We expect that most plugins will simply add information to the last column of the output file, the "Extra" column, and the plugin system assumes this in various places, but plugins are also free to alter the output line as desired.

The only hard requirement for a plugin to work with the VEP is that it implements a number of required methods (such as 'new' which should create and return an instance of this plugin, 'get_header_info' which should return descriptions of the type of data this plugin produces to be included in the VEP output's header, and 'run' which should actually perform the logic of the plugin). To make development of plugins easier, we suggest that users use the Bio::EnsEMBL::Variation::Utils::BaseVepPlugin module as their base class, which provides default implementations of all the necessary methods which can be overridden as required. Please refer to the documentation in this module for details of all required methods and for a simple example of a plugin implementation.


Filtering using plugins

A common use for plugins will be to filter the output in some way (for example to limit output lines to missense variants) and so we provide a simple mechanism to support this. The 'run' method of a plugin is assumed to return a reference to a hash containing information to be included in the output, and if a plugin does not want to add any data to a particular line it should return an empty hashref. If a plugin instead wants to filter a line and exclude it from the output, it should return 'undef' from its 'run' method, this also means that no further plugins will be run on the line. If you are developing a filter plugin, we suggest that you use the Bio::EnsEMBL::Variation::Utils::BaseVepFilterPlugin as your base class and then you need only override the 'include_line' method to return true if you want to include this line, and false otherwise.
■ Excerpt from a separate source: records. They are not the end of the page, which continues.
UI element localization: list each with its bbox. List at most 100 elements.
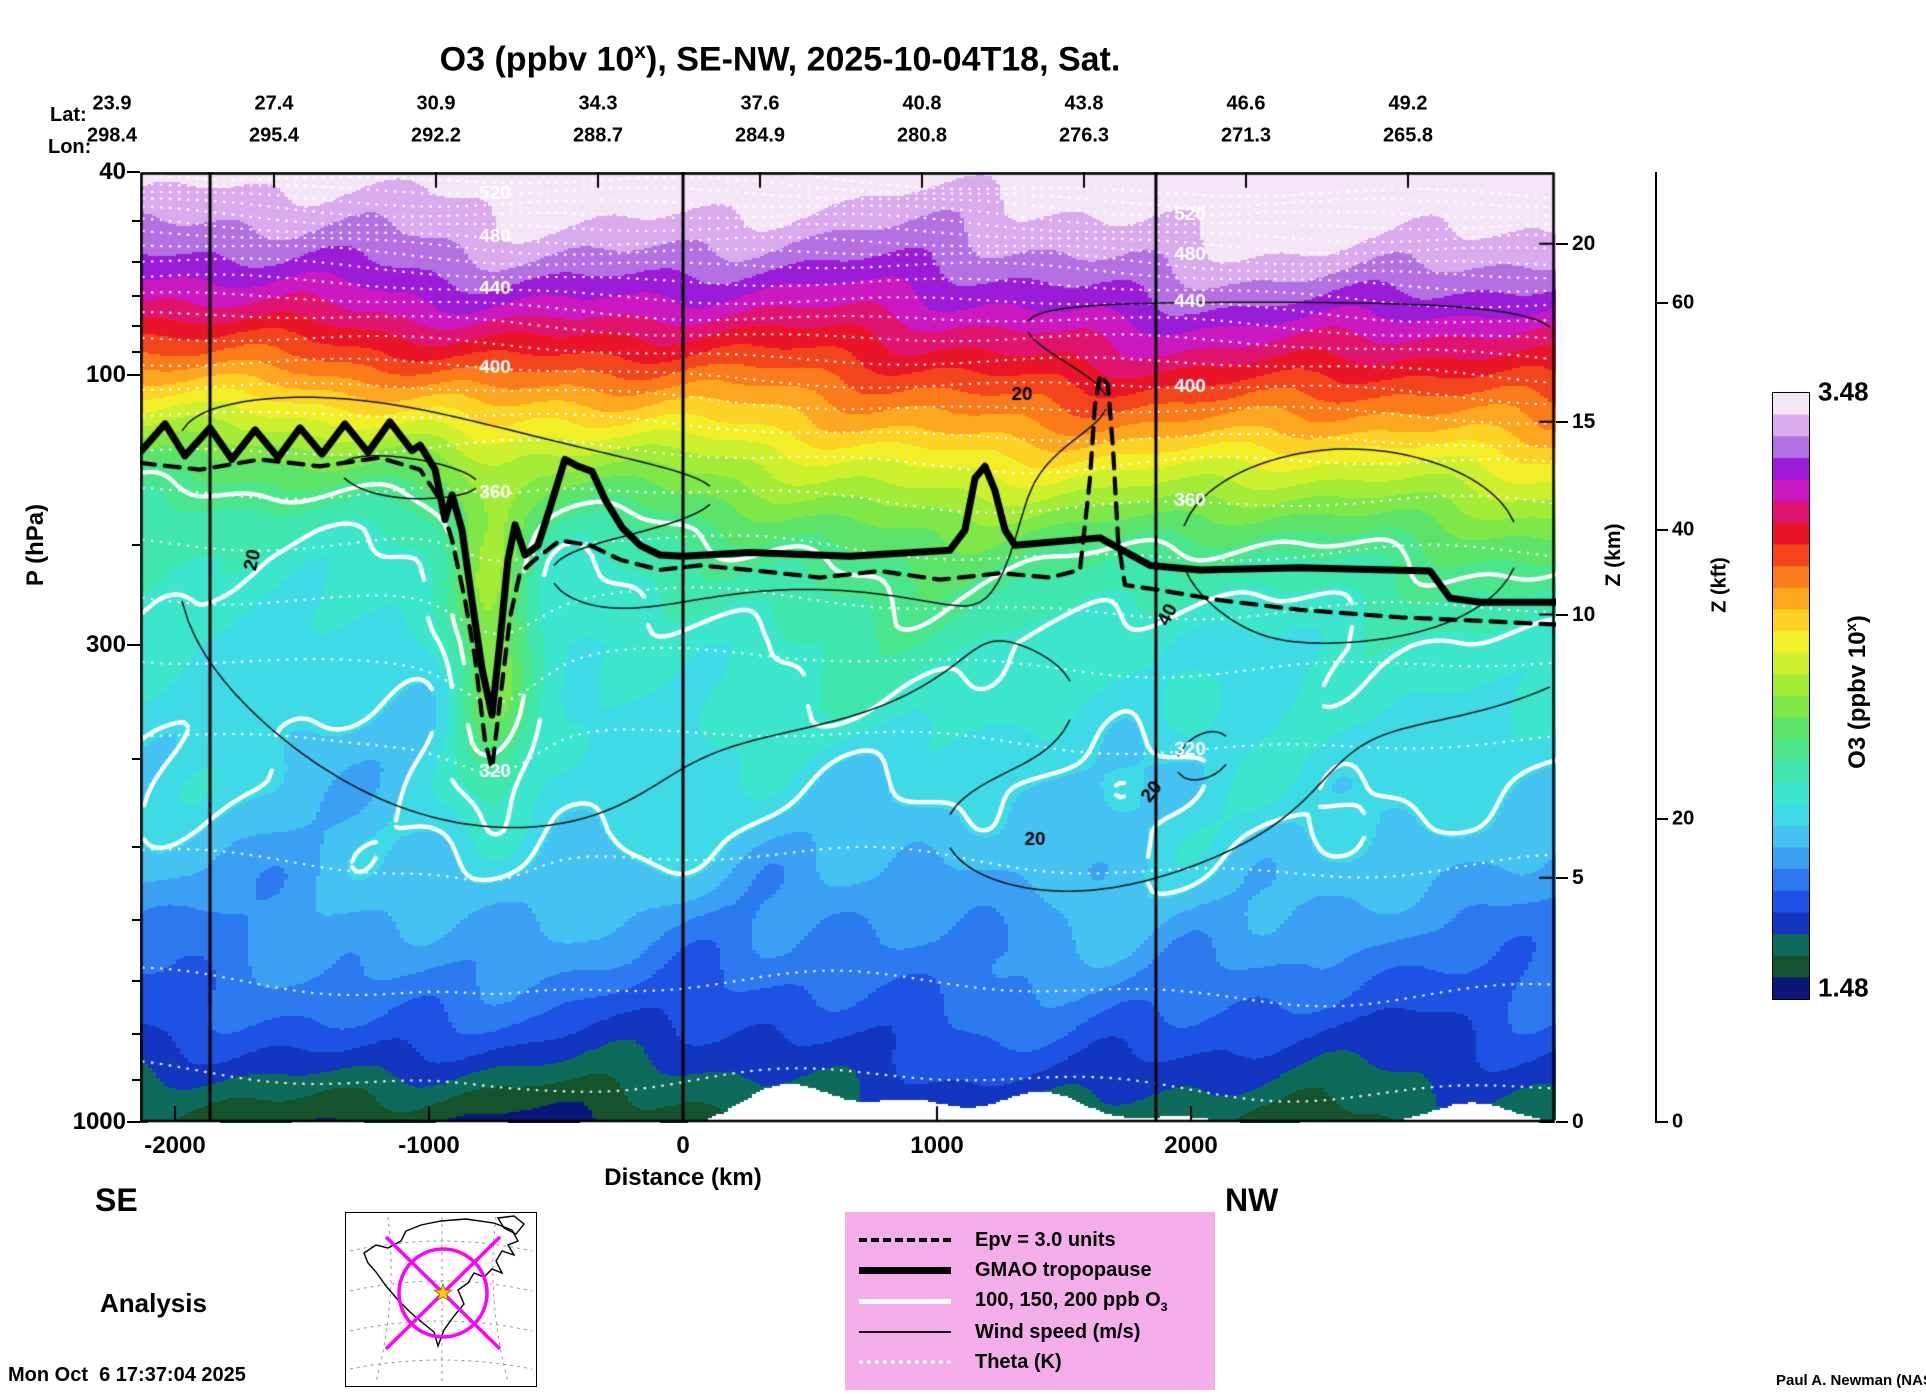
pressure-tick-mark — [127, 1121, 140, 1123]
z-km-tick-mark — [1556, 242, 1568, 245]
z-kft-axis-label: Z (kft) — [1708, 557, 1731, 613]
lat-value: 27.4 — [254, 92, 294, 115]
colorbar-min-label: 1.48 — [1818, 972, 1869, 1003]
colorbar-canvas — [1772, 392, 1810, 1000]
pressure-minor-tick — [132, 294, 140, 297]
lon-value: 292.2 — [410, 124, 462, 147]
pressure-minor-tick — [132, 544, 140, 547]
lat-value: 23.9 — [92, 92, 132, 115]
z-km-tick-label: 0 — [1572, 1110, 1584, 1133]
legend-item-label: Wind speed (m/s) — [975, 1320, 1141, 1343]
lat-value: 46.6 — [1226, 92, 1266, 115]
z-kft-tick-mark — [1657, 817, 1668, 820]
pressure-minor-tick — [132, 324, 140, 327]
pressure-minor-tick — [132, 220, 140, 223]
map-graticule — [349, 1216, 533, 1383]
legend-item-label: Theta (K) — [975, 1350, 1062, 1373]
legend-item: Theta (K) — [845, 1351, 1215, 1374]
se-corner-label: SE — [95, 1182, 138, 1218]
z-km-axis-label: Z (km) — [1602, 523, 1625, 587]
lon-value: 284.9 — [734, 124, 786, 147]
lat-value: 40.8 — [902, 92, 942, 115]
z-km-tick-label: 10 — [1572, 602, 1596, 626]
map-location-star — [433, 1282, 453, 1302]
pressure-minor-tick — [132, 350, 140, 353]
pressure-minor-tick — [132, 979, 140, 982]
lat-value: 43.8 — [1064, 92, 1104, 115]
analysis-label: Analysis — [100, 1288, 207, 1318]
distance-tick-label: -1000 — [398, 1132, 460, 1159]
thick-black-legend-symbol — [859, 1266, 951, 1274]
distance-tick-label: 2000 — [1164, 1132, 1218, 1159]
chart-title-prefix: O3 (ppbv 10 — [439, 40, 635, 79]
nw-corner-label: NW — [1225, 1182, 1279, 1218]
legend-item-label: Epv = 3.0 units — [975, 1228, 1116, 1251]
distance-tick-label: 0 — [676, 1132, 690, 1159]
legend-item-label: 100, 150, 200 ppb O3 — [975, 1288, 1168, 1314]
chart-title-suffix: ), SE-NW, 2025-10-04T18, Sat. — [646, 40, 1121, 79]
z-kft-tick-mark — [1657, 529, 1668, 532]
legend-item: 100, 150, 200 ppb O3 — [845, 1289, 1215, 1314]
lon-row-label: Lon: — [48, 136, 92, 158]
pressure-minor-tick — [132, 1079, 140, 1082]
z-km-tick-mark — [1556, 613, 1568, 616]
z-kft-tick-label: 60 — [1672, 291, 1695, 314]
lon-value: 265.8 — [1382, 124, 1434, 147]
pressure-axis-label: P (hPa) — [22, 503, 49, 587]
z-kft-tick-label: 40 — [1672, 518, 1695, 541]
timestamp: Mon Oct 6 17:37:04 2025 — [8, 1364, 246, 1386]
legend-item: GMAO tropopause — [845, 1259, 1215, 1282]
colorbar-axis-label: O3 (ppbv 10x) — [1844, 615, 1871, 769]
z-km-tick-label: 5 — [1572, 865, 1584, 889]
thin-black-legend-symbol — [859, 1331, 951, 1333]
pressure-minor-tick — [132, 260, 140, 263]
legend-box: Epv = 3.0 units GMAO tropopause 100, 150, … — [845, 1212, 1215, 1390]
pressure-tick-mark — [127, 171, 140, 173]
pressure-minor-tick — [132, 757, 140, 760]
lat-value: 30.9 — [416, 92, 456, 115]
z-kft-tick-label: 20 — [1672, 807, 1695, 830]
z-kft-axis-line — [1655, 172, 1657, 1123]
distance-tick-label: -2000 — [144, 1132, 206, 1159]
z-kft-tick-mark — [1657, 302, 1668, 305]
pressure-tick-label: 1000 — [72, 1108, 126, 1135]
z-kft-tick-mark — [1657, 1121, 1668, 1123]
legend-item: Wind speed (m/s) — [845, 1321, 1215, 1344]
z-km-tick-label: 20 — [1572, 231, 1596, 255]
pressure-tick-mark — [127, 374, 140, 376]
lat-value: 49.2 — [1388, 92, 1428, 115]
chart-title-exponent: x — [634, 40, 647, 63]
lon-value: 280.8 — [896, 124, 948, 147]
distance-axis-label: Distance (km) — [604, 1164, 762, 1191]
white-solid-legend-symbol — [859, 1298, 951, 1304]
pressure-minor-tick — [132, 1032, 140, 1035]
cross-section-canvas — [140, 172, 1556, 1123]
distance-tick-label: 1000 — [910, 1132, 964, 1159]
lon-value: 276.3 — [1058, 124, 1110, 147]
credit: Paul A. Newman (NASA — [1776, 1372, 1926, 1389]
z-km-tick-mark — [1556, 420, 1568, 423]
legend-item-label: GMAO tropopause — [975, 1258, 1152, 1281]
lat-value: 37.6 — [740, 92, 780, 115]
lat-value: 34.3 — [578, 92, 618, 115]
pressure-tick-label: 40 — [99, 158, 126, 185]
colorbar-max-label: 3.48 — [1818, 376, 1869, 407]
map-inset — [345, 1212, 537, 1387]
dashed-black-legend-symbol — [859, 1238, 951, 1242]
pressure-tick-label: 300 — [85, 631, 126, 658]
z-km-tick-mark — [1556, 1121, 1568, 1123]
lon-value: 298.4 — [86, 124, 138, 147]
chart-title: O3 (ppbv 10x), SE-NW, 2025-10-04T18, Sat… — [0, 40, 1560, 79]
map-coastline — [363, 1215, 525, 1349]
z-km-tick-label: 15 — [1572, 409, 1596, 433]
pressure-minor-tick — [132, 918, 140, 921]
pressure-minor-tick — [132, 846, 140, 849]
legend-item: Epv = 3.0 units — [845, 1229, 1215, 1252]
lat-row-label: Lat: — [50, 104, 87, 126]
lon-value: 288.7 — [572, 124, 624, 147]
z-km-tick-mark — [1556, 876, 1568, 879]
lon-value: 295.4 — [248, 124, 300, 147]
lon-value: 271.3 — [1220, 124, 1272, 147]
pressure-tick-label: 100 — [85, 361, 126, 388]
Again, please refer to the documentation in this module for more details and an example implementation of a missense filter.


Using plugins

In order to run a plugin you need to include the plugin module in Perl's library path somehow; by default the VEP includes the '~/.vep/Plugins' directory in the path, so this is a convenient place to store plugins, but you are also able to include modules by any other means (e.g using the $PERL5LIB environment variable in Unix-like systems). You can then run a plugin using the --plugin command line option, passing the name of the plugin module as the argument. For example, if your plugin is in a module called MyPlugin.pm, stored in ~/.vep/Plugins, you can run it with a command line like:

perl variant_effect_predictor.pl -i input.vcf --plugin MyPlugin

You can pass arguments to the plugin's 'new' method by including them after the plugin name on the command line, separated by commas, e.g.:

perl variant_effect_predictor.pl -i input.vcf --plugin MyPlugin,1,FOO

If your plugin inherits from BaseVepPlugin, you can then retrieve these parameters as a list from the 'params' method.
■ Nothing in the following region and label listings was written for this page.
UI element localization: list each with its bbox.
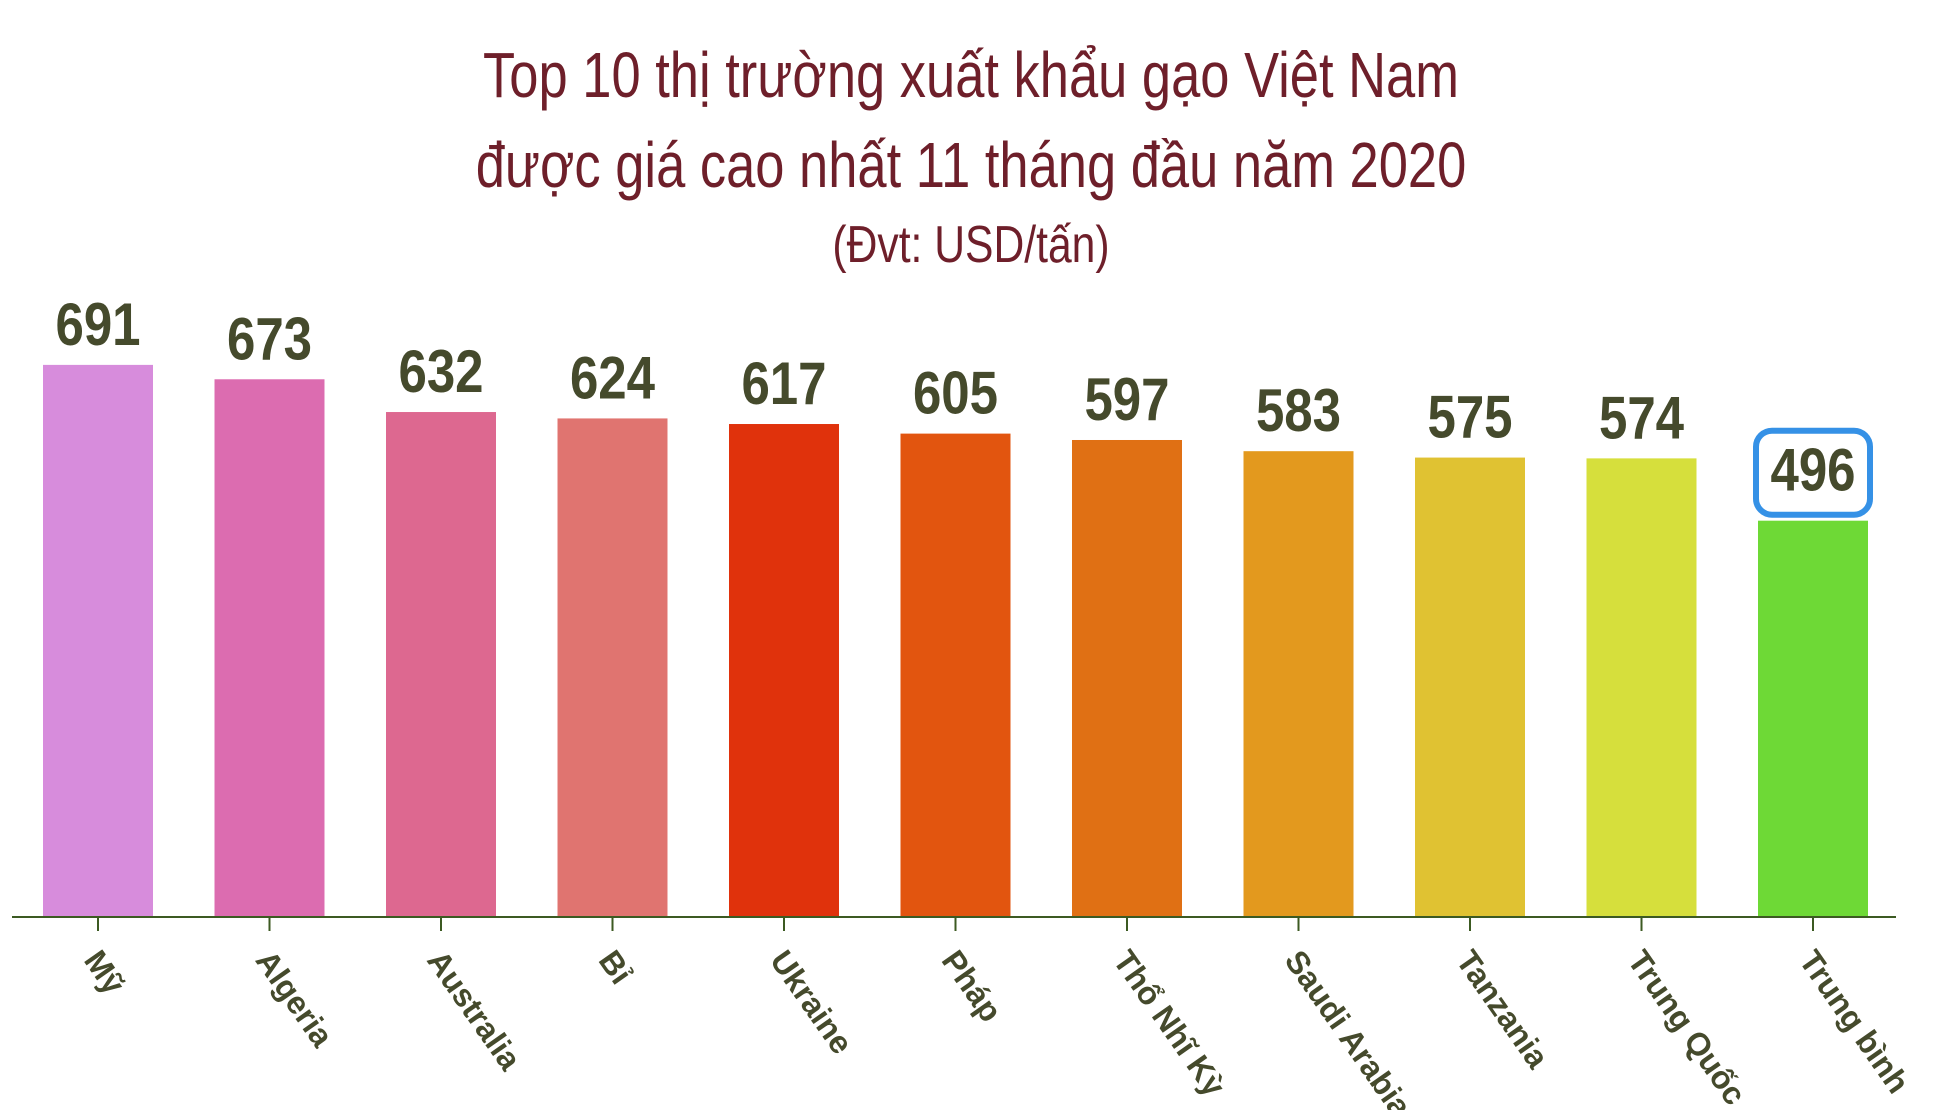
chart-unit: (Đvt: USD/tấn) [832, 216, 1110, 274]
x-tick-label-10: Trung bình [1792, 944, 1916, 1100]
bar-10 [1758, 520, 1868, 917]
chart-subtitle: được giá cao nhất 11 tháng đầu năm 2020 [475, 129, 1467, 201]
highlight-box [1753, 427, 1873, 518]
x-tick-label-7: Saudi Arabia [1278, 944, 1419, 1110]
bar-1 [214, 379, 325, 917]
bar-9 [1586, 458, 1697, 917]
bar-5 [900, 433, 1011, 917]
value-label-5: 605 [913, 360, 998, 427]
value-label-10: 496 [1770, 437, 1855, 504]
x-tick-label-0: Mỹ [77, 944, 132, 1001]
x-tick-label-2: Australia [420, 944, 528, 1077]
bar-2 [386, 412, 496, 917]
x-tick-label-5: Pháp [935, 944, 1009, 1029]
value-label-3: 624 [570, 345, 655, 412]
x-tick-label-6: Thổ Nhĩ Kỳ [1106, 944, 1232, 1103]
title-block: Top 10 thị trường xuất khẩu gạo Việt Nam… [0, 30, 1942, 280]
value-label-7: 583 [1256, 377, 1341, 444]
chart-title: Top 10 thị trường xuất khẩu gạo Việt Nam [483, 39, 1459, 111]
value-label-9: 574 [1599, 384, 1684, 451]
bar-0 [43, 364, 153, 917]
x-tick-label-4: Ukraine [763, 944, 860, 1061]
bar-6 [1072, 439, 1182, 917]
bar-3 [557, 418, 668, 917]
value-label-1: 673 [227, 305, 312, 372]
bar-7 [1243, 451, 1354, 917]
value-label-4: 617 [741, 350, 826, 417]
value-label-6: 597 [1084, 366, 1169, 433]
x-tick-label-3: Bỉ [592, 944, 640, 991]
value-label-8: 575 [1427, 384, 1512, 451]
value-label-2: 632 [398, 338, 483, 405]
bar-4 [729, 424, 839, 917]
value-label-0: 691 [55, 291, 140, 358]
x-tick-label-8: Tanzania [1449, 944, 1556, 1075]
x-tick-label-9: Trung Quốc [1621, 944, 1753, 1110]
x-tick-label-1: Algeria [249, 944, 341, 1054]
bar-8 [1415, 457, 1525, 917]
You can run multiple plugins by supplying multiple --plugin arguments. Plugins are run serially in the order in which they are specified on the command line, so they can be run as a pipeline, with, for example, a later plugin filtering output based on the results from an earlier plugin. Note though that the first plugin to filter a line 'wins', and any later plugins won't get run on a filtered line.


Intergenic variants

When a variant falls in an intergenic region, it will usually not have any consequence types called, and hence will not have any associated VariationFeatureOverlap objects. In this special case, the VEP creates a new VariationFeatureOverlap that overlaps a feature of type "Intergenic". To force your plugin to handle these, you must add "Intergenic" to the feature types that it will recognize; you do this by writing your own feature_types sub-routine:

sub feature_types {
    return ['Transcript', 'Intergenic'];
}

This will cause your plugin to handle any variation features that overlap transcripts or intergenic regions. To also include any regulatory features, you should use the generic type "Feature":

sub feature_types {
    return ['Feature', 'Intergenic'];
}